Wir alle haben diese Mütter gebraucht, die in „FRAU ARCHITEKT“ dargestellt werden
Im Gespräch mit Gesine Weinmiller, Berlin
Sie leitet ihr Architekturbüro Weinmiller Architekten in Berlin, lehrt als Professorin an der HafenCity Universität in Hamburg und ist Ehefrau und Mutter. 1992 wurde sie durch den zweiten Preis für den Umbau des Reichstages bekannt. Heute ist Gesine Weinmiller eine der zwei praktizierenden Architektinnen, die in der aktuellen Ausstellung „FRAU ARCHITEKT“ im Deutschen Architekturmuseum in Frankfurt präsentiert werden und hat – ihrem Charakter nach – auch zu diesem Thema eine klare Haltung.
Frau Weinmiller, Sie sind jetzt seit mehr als 25 Jahren im Architekturgeschehen. Was hat sich für Sie verändert?
Im Laufe des Berufslebens ändert sich vor allem die Eigenwahrnehmung und das Selbstbewusstsein, mit dem man am Markt auftritt. Im gesamten Baugeschehen hat sich für uns im Büro wenig geändert, weil wir von Anfang an große Projekte bauten. Dies ist zum Glück immer noch die Art und Weise, wie wir arbeiten. Es gibt ja die Bestrebungen von Investoren, Architekten nur noch als Label zu gebrauchen und dann mit Nicht-Architekten Dinge zu realisieren, weil sie denken, das wäre billiger. Mit diesen Leuten haben wir noch nicht viel zu tun gehabt.
Welche Bedeutung haben Hans Kollhoff und Flora Ruchat Roncati für Sie?
Bei Hans Kollhoff habe ich nach dem Studium gearbeitet. Im Gegensatz zum Studium in München habe ich bei Hans Kollhoff gelernt, konzeptionell zu arbeiten. Das war für mich wie eine zweite Lehre. In Zürich arbeitete ich danach als Assistentin bei Flora Ruchat Roncati, einer großartigen Frau, die leider schon verstorben ist. Sie ist für mich nach wie vor ein gutes Vorbild wie man als Frau ganz selbstbewusst seinen „Mann stehen kann“, ohne in Macherallüren zu verfallen.
Wie haben Sie dann Beruf und Kinder unter einen Hut bekommen?

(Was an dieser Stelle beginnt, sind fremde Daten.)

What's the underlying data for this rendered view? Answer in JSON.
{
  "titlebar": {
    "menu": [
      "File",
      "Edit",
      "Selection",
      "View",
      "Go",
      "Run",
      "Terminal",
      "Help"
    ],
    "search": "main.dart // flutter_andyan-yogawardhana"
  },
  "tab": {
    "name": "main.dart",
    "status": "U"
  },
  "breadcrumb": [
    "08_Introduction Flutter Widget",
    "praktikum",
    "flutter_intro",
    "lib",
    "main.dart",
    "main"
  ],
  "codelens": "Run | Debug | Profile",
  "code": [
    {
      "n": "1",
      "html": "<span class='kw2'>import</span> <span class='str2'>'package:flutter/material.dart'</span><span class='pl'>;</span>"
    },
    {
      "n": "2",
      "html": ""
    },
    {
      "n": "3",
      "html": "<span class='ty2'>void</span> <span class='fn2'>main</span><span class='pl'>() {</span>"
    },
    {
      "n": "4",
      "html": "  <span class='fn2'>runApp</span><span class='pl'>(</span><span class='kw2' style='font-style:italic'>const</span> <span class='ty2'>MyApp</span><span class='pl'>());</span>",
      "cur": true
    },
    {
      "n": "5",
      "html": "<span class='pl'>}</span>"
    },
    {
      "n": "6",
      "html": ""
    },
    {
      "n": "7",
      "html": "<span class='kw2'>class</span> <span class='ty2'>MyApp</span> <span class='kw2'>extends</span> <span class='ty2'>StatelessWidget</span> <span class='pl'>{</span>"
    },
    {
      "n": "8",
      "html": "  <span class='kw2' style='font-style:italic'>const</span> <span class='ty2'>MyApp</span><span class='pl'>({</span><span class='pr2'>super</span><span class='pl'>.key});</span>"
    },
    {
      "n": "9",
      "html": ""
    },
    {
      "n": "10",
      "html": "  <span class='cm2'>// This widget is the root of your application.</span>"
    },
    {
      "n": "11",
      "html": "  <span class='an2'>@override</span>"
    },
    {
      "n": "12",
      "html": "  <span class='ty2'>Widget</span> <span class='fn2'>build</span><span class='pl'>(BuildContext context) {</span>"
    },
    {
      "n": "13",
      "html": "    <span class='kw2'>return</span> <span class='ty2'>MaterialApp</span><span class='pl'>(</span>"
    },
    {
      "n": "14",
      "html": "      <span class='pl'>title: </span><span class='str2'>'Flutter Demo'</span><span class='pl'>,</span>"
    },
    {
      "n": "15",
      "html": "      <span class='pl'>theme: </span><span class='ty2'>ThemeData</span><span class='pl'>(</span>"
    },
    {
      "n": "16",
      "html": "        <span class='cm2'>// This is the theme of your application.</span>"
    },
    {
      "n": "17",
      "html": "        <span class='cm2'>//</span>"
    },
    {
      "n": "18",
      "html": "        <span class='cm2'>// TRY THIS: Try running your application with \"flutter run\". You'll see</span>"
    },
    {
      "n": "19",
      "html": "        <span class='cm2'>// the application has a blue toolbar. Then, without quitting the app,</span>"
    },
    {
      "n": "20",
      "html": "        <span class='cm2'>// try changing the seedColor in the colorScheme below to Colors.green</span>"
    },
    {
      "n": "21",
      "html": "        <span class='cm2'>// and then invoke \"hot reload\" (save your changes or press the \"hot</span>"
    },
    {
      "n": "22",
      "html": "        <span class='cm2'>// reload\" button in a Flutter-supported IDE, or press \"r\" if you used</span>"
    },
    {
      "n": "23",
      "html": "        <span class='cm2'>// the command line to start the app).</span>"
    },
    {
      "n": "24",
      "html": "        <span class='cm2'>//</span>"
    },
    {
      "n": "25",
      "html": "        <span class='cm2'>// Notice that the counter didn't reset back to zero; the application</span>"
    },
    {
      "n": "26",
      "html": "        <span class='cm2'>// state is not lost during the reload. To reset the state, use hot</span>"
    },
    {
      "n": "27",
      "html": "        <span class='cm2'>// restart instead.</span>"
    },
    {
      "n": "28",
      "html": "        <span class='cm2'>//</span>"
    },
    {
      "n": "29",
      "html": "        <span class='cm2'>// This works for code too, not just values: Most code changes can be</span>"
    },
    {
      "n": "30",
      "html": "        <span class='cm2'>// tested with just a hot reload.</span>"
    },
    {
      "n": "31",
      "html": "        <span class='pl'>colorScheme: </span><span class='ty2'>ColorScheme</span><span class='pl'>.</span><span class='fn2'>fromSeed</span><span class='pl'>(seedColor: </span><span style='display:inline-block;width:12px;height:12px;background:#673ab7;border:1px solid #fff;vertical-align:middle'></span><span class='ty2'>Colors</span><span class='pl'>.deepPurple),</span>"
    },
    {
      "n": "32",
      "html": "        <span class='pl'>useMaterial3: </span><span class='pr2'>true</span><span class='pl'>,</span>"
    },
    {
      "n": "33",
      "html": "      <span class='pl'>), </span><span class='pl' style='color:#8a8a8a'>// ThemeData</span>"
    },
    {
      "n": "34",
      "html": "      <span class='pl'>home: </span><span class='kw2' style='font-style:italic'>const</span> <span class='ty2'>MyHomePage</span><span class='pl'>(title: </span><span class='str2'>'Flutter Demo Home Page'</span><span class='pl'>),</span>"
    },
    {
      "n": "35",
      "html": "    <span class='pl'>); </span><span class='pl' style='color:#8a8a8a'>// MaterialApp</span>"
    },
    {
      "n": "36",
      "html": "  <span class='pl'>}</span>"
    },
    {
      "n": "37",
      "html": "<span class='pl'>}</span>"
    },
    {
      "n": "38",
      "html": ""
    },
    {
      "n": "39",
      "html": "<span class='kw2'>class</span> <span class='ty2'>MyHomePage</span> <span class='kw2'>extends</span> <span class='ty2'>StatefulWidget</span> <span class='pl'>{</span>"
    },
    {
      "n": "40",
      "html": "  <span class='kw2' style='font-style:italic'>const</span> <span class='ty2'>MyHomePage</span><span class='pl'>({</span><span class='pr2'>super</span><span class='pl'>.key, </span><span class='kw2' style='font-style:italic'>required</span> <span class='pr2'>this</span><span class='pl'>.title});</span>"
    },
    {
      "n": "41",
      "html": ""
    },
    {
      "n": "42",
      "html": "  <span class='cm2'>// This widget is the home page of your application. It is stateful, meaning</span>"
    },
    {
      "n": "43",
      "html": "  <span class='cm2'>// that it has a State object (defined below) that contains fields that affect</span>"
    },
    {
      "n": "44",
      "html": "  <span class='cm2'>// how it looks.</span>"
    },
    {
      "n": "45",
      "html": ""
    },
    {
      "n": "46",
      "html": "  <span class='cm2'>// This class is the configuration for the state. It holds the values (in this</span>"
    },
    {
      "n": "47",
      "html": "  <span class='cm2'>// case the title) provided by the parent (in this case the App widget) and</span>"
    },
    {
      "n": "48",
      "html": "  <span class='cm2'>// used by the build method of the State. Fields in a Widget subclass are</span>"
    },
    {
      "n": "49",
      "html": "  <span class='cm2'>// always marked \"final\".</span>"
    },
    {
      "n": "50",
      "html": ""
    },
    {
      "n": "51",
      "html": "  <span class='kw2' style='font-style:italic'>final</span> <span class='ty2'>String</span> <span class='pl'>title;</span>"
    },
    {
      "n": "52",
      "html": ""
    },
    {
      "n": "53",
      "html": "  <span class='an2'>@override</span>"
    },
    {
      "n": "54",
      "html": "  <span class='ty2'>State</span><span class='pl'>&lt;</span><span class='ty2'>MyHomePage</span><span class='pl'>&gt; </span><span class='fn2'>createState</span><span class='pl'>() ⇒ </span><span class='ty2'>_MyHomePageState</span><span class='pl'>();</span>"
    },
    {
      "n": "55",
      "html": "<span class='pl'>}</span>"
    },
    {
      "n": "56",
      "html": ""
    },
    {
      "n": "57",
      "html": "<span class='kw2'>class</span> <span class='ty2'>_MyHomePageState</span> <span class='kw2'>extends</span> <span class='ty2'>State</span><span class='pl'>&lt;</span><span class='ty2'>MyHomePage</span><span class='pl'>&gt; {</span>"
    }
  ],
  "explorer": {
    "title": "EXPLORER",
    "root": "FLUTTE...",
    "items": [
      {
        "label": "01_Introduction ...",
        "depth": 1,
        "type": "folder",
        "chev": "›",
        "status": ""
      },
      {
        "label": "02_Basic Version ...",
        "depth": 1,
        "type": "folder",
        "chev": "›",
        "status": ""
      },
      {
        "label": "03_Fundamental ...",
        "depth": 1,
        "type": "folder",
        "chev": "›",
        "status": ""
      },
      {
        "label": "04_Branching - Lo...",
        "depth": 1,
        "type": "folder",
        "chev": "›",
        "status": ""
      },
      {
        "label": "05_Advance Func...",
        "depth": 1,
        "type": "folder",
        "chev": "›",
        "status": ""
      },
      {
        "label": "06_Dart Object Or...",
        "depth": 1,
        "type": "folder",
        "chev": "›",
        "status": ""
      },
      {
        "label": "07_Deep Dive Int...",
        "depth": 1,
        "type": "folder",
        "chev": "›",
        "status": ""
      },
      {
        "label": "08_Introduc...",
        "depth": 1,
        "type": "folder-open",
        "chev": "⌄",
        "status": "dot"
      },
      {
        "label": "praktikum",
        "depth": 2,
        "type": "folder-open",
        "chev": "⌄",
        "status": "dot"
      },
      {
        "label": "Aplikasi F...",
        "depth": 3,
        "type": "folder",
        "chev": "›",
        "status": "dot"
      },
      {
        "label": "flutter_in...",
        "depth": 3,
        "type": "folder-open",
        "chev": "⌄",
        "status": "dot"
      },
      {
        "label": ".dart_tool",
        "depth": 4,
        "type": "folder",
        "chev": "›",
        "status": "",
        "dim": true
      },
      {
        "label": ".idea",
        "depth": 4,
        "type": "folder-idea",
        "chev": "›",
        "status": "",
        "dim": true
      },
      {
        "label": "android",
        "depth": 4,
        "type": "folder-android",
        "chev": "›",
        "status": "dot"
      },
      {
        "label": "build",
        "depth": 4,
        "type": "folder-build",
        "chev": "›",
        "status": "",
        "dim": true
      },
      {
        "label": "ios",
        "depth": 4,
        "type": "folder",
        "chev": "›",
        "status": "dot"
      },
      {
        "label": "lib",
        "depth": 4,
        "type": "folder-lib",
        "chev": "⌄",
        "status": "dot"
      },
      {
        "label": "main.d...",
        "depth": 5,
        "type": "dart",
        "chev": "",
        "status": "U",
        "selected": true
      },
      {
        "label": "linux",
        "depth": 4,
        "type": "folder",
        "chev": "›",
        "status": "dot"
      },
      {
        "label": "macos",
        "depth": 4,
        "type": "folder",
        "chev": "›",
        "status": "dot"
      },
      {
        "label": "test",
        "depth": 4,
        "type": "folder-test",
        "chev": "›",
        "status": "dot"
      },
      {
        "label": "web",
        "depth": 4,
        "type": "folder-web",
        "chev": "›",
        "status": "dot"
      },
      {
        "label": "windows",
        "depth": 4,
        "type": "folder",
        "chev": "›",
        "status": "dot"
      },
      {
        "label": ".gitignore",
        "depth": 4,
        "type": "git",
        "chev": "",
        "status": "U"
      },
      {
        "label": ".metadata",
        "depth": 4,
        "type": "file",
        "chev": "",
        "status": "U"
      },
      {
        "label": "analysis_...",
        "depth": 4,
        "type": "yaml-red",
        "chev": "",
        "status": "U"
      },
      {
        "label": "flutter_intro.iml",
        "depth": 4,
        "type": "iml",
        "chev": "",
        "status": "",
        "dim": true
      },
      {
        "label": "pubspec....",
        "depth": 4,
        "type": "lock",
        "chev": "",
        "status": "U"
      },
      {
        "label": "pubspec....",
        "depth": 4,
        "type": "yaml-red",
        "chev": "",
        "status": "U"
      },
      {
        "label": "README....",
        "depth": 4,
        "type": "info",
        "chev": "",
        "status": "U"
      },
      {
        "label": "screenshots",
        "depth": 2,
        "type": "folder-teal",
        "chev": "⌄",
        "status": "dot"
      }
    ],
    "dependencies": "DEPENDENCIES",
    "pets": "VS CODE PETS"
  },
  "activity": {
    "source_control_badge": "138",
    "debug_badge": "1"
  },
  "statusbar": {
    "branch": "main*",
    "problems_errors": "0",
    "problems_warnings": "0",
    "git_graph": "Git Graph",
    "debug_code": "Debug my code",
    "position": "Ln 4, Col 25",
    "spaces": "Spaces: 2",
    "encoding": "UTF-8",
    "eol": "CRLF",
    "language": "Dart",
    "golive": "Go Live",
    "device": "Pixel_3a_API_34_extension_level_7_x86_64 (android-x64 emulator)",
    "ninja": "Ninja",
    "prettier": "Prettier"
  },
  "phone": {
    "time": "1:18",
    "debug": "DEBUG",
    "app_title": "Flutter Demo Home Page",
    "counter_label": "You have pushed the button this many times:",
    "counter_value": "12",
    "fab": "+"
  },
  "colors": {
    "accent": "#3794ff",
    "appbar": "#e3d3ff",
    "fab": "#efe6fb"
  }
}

Zu Zeiten des Reichstagswettbewerbs und in den Anfängen meines Büros hatte ich noch keine Kinder. Als ich Ivan, meinen späteren Ehemann, traf, waren wir beide schon so etabliert, dass jeder sein Büro weiterführte. Während der Kleinkinderphase hatten wir eine tolle Haushälterin, die uns den Rücken freigehalten hat. Und ich behaupte, dass ich dadurch die bessere Mutter gewesen bin, weil ich nicht dauernd da war. Für uns war dieser Weg die richtige Variante. Dieser Weg ist in Deutschland leider oft mit „Rabenmutter“ gleichgesetzt. In Frankreich gibt es dieses Wort gar nicht. Man braucht ein starkes Selbstbewusstsein, um solche Vorwürfe nicht so nah an sich ranzulassen. Für unsere Kinder ist die Situa-tion selbstverständlich und sie entwickeln sich zu selbstbewussten, eigenständigen Menschen.
Frauen in der Architektur …?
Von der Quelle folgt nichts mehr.